How to Build a PC for Starfield
With how much of a splash Starfield is making about being this true next-gen experience, it doesn’t actually require a lot of horsepower to get running, especially at the minimum settings. If you don’t already have one of the best gaming PCs and you’re looking to build a fresh one for Starfield, I went ahead and gathered up the perfect components for a Starfield build, at least based on the recommended system requirements.
While you can still buy a Windows 10 key and get going, that operating system is really starting to look long in the tooth. Windows 11 is what you should get if you’re buying a new PC right now. Because while Starfield might not recommend it, many next-gen games that are running DirectX 12 Ultimate will require it.
I really don’t know what Bethesda whas thinking about when it recommended a Ryzen 5 3600 when the Ryzen 5 2600 was the bare minimum. Especially considering how CPU heavy this game is likely to be – which is probably why the game is limited to 30 fps on console – I recommend going a bit over the recommendation here.
Luckily if you just go forward a couple generations, the AMD Ryzen 5 7600X absolutely blows the older Ryzen 5 chips out of the water, making it one of the best CPUs of all time. This is a CPU that should easily be able to handle Starfield at 60 fps – take that Xbox Series X.

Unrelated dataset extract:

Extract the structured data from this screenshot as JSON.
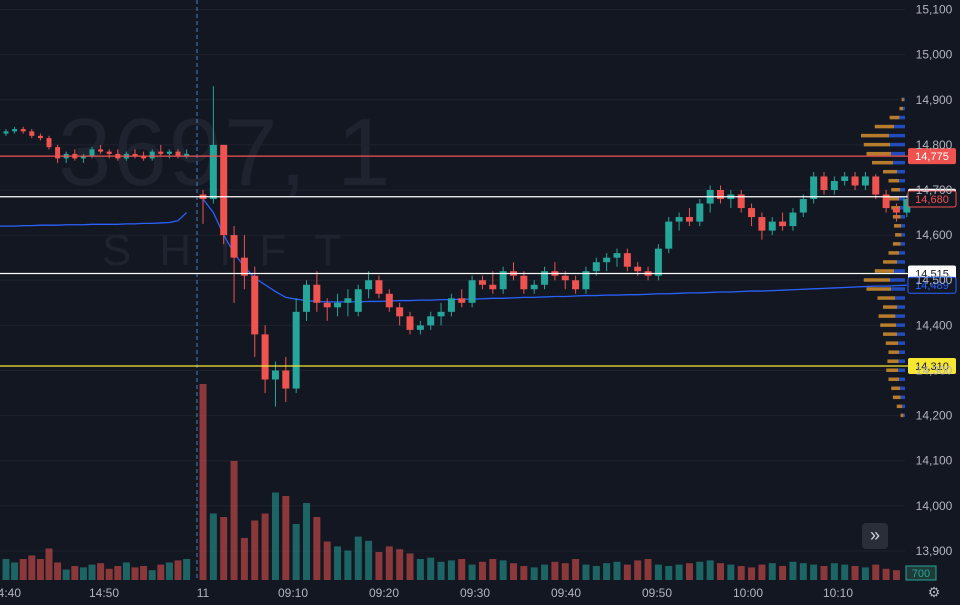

Just looking at the system requirements, it looks like the bare minimum you should go for is 16GB of the best RAM. However, if you plan on having other things open at the same time, like guides or music, you might want to jump up to 32GB. Modern CPUs are flexible when it comes to DDR5 or DDR4, but I’d recommend DDR5 if you can afford it – just because you’ll be able to carry it forward if you build another PC in the future.
The most exciting part of a PC build, the best graphics cards are unfortunately more expensive than ever. While I could be selfish and recommend everyone go out and buy an Nvidia GeForce RTX 4090 and forget about graphics settings, I know most people can’t afford that ridiculous graphics card.

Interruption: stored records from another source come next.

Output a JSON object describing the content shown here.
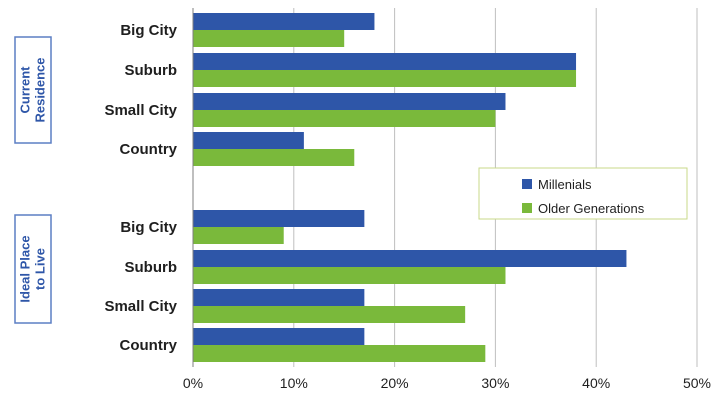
{
  "chart_data": {
    "type": "bar",
    "orientation": "horizontal",
    "groups": [
      {
        "label": "Current Residence",
        "label_lines": [
          "Current",
          "Residence"
        ],
        "categories": [
          "Big City",
          "Suburb",
          "Small City",
          "Country"
        ]
      },
      {
        "label": "Ideal Place to Live",
        "label_lines": [
          "Ideal Place",
          "to Live"
        ],
        "categories": [
          "Big City",
          "Suburb",
          "Small City",
          "Country"
        ]
      }
    ],
    "series": [
      {
        "name": "Millenials",
        "color": "#2e56a8",
        "values": [
          18,
          38,
          31,
          11,
          17,
          43,
          17,
          17
        ]
      },
      {
        "name": "Older Generations",
        "color": "#7ab93b",
        "values": [
          15,
          38,
          30,
          16,
          9,
          31,
          27,
          29
        ]
      }
    ],
    "x_ticks": [
      "0%",
      "10%",
      "20%",
      "30%",
      "40%",
      "50%"
    ],
    "xlim": [
      0,
      50
    ],
    "unit": "%",
    "grid": true,
    "legend_position": "right-middle"
  },
  "colors": {
    "millenials": "#2e56a8",
    "older_generations": "#7ab93b",
    "grid": "#bfbfbf",
    "axis": "#7f7f7f"
  }
}
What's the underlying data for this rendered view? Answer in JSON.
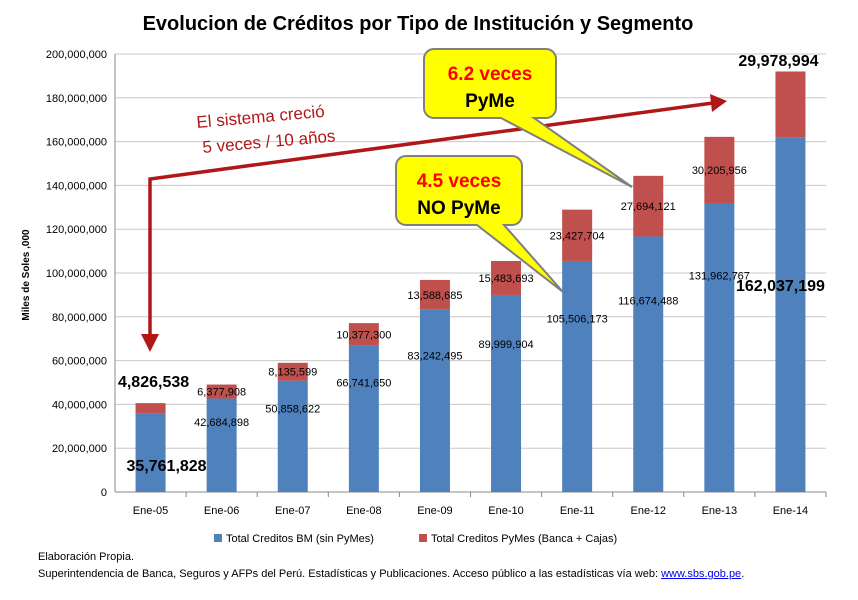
{
  "chart_data": {
    "type": "bar",
    "stacked": true,
    "title": "Evolucion de Créditos por Tipo de Institución y Segmento",
    "ylabel": "Miles de Soles ,000",
    "xlabel": "",
    "ylim": [
      0,
      200000000
    ],
    "yticks": [
      "0",
      "20,000,000",
      "40,000,000",
      "60,000,000",
      "80,000,000",
      "100,000,000",
      "120,000,000",
      "140,000,000",
      "160,000,000",
      "180,000,000",
      "200,000,000"
    ],
    "ytick_values": [
      0,
      20000000,
      40000000,
      60000000,
      80000000,
      100000000,
      120000000,
      140000000,
      160000000,
      180000000,
      200000000
    ],
    "categories": [
      "Ene-05",
      "Ene-06",
      "Ene-07",
      "Ene-08",
      "Ene-09",
      "Ene-10",
      "Ene-11",
      "Ene-12",
      "Ene-13",
      "Ene-14"
    ],
    "grid": true,
    "legend_position": "bottom",
    "series": [
      {
        "name": "Total Creditos BM (sin PyMes)",
        "color": "#4f81bd",
        "values": [
          35761828,
          42684898,
          50858622,
          66741650,
          83242495,
          89999904,
          105506173,
          116674488,
          131962767,
          162037199
        ],
        "labels": [
          "35,761,828",
          "42,684,898",
          "50,858,622",
          "66,741,650",
          "83,242,495",
          "89,999,904",
          "105,506,173",
          "116,674,488",
          "131,962,767",
          "162,037,199"
        ]
      },
      {
        "name": "Total Creditos PyMes (Banca + Cajas)",
        "color": "#c0504d",
        "values": [
          4826538,
          6377908,
          8135599,
          10377300,
          13588685,
          15483693,
          23427704,
          27694121,
          30205956,
          29978994
        ],
        "labels": [
          "4,826,538",
          "6,377,908",
          "8,135,599",
          "10,377,300",
          "13,588,685",
          "15,483,693",
          "23,427,704",
          "27,694,121",
          "30,205,956",
          "29,978,994"
        ]
      }
    ],
    "annotations": {
      "growth_line1": "El sistema creció",
      "growth_line2": "5 veces / 10 años",
      "pyme_line1": "6.2 veces",
      "pyme_line2": "PyMe",
      "nopyme_line1": "4.5 veces",
      "nopyme_line2": "NO PyMe",
      "arrow_color": "#b01818",
      "callout_fill": "#ffff00",
      "callout_number_color": "#ff0000"
    }
  },
  "footer": {
    "line1": "Elaboración Propia.",
    "line2": "Superintendencia de Banca, Seguros y AFPs del Perú.  Estadísticas y Publicaciones. Acceso público a las estadísticas vía web: ",
    "link": "www.sbs.gob.pe",
    "line2_end": "."
  }
}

Bethesda recommends an Nvidia GeForce RTX 2080 or an AMD Radeon RX 6800 XT – two wildly different GPUs, but that’s another story. You can still buy the AMD Radeon RX 6800 XT, as AMD still hasn’t released a GPU in that tier as part of its Radeon 7000 series.
That Nvidia card, though, that’s a bit out of date. The RTX 2080 hasn’t been on the market for a while, but the closest comparison out of the latest generation is probably the Nvidia GeForce RTX 4070. You can get that card for around $599 these days. And while that graphics card isn’t the most exciting gen-on-gen improvement over the RTX 3070, the RTX 3070 isn’t available on store shelves right now.
Unfortunately for spinning disks lovers, it seems like Starfield is going to require an SSD to run. To be fair, though, SSDs are dirt cheap these days so if you’re still using a hard disk, spend the $15 and just get an SSD, at least just for Starfield. The game takes up 140GB on its own, so I recommend getting at least a 256GB drive, just so you have enough space for Windows 11 on top of Starfield.
You can get a SATA drive of this size for just $14.99, but I’d recommend spending a little bit more for an M.2 drive, which will likely cost around $19.99 for a PCIe 3 unit. Or if you want something that will last a while, my SSD of choice these days is the Samsung 980 Pro.
Should You Play Starfield on PC?
Ever since Todd Howard told us Starfield would sit at 30 fps on console, I knew I was going to be playing this game on PC. Say all you want about PC gaming, but at least I’ll be able to play at whatever frame rate I want to play at, without having to worry about what my living room box can do.
Then again, I have played every Bethesda RPG on PC, and I don’t plan on changing that any time soon. It’s going to control better, look better and most importantly: it’ll have mods. PC is going to be the definitive place to play Starfield, and if you have a rig that can handle it, I recommend trying it out on PC first.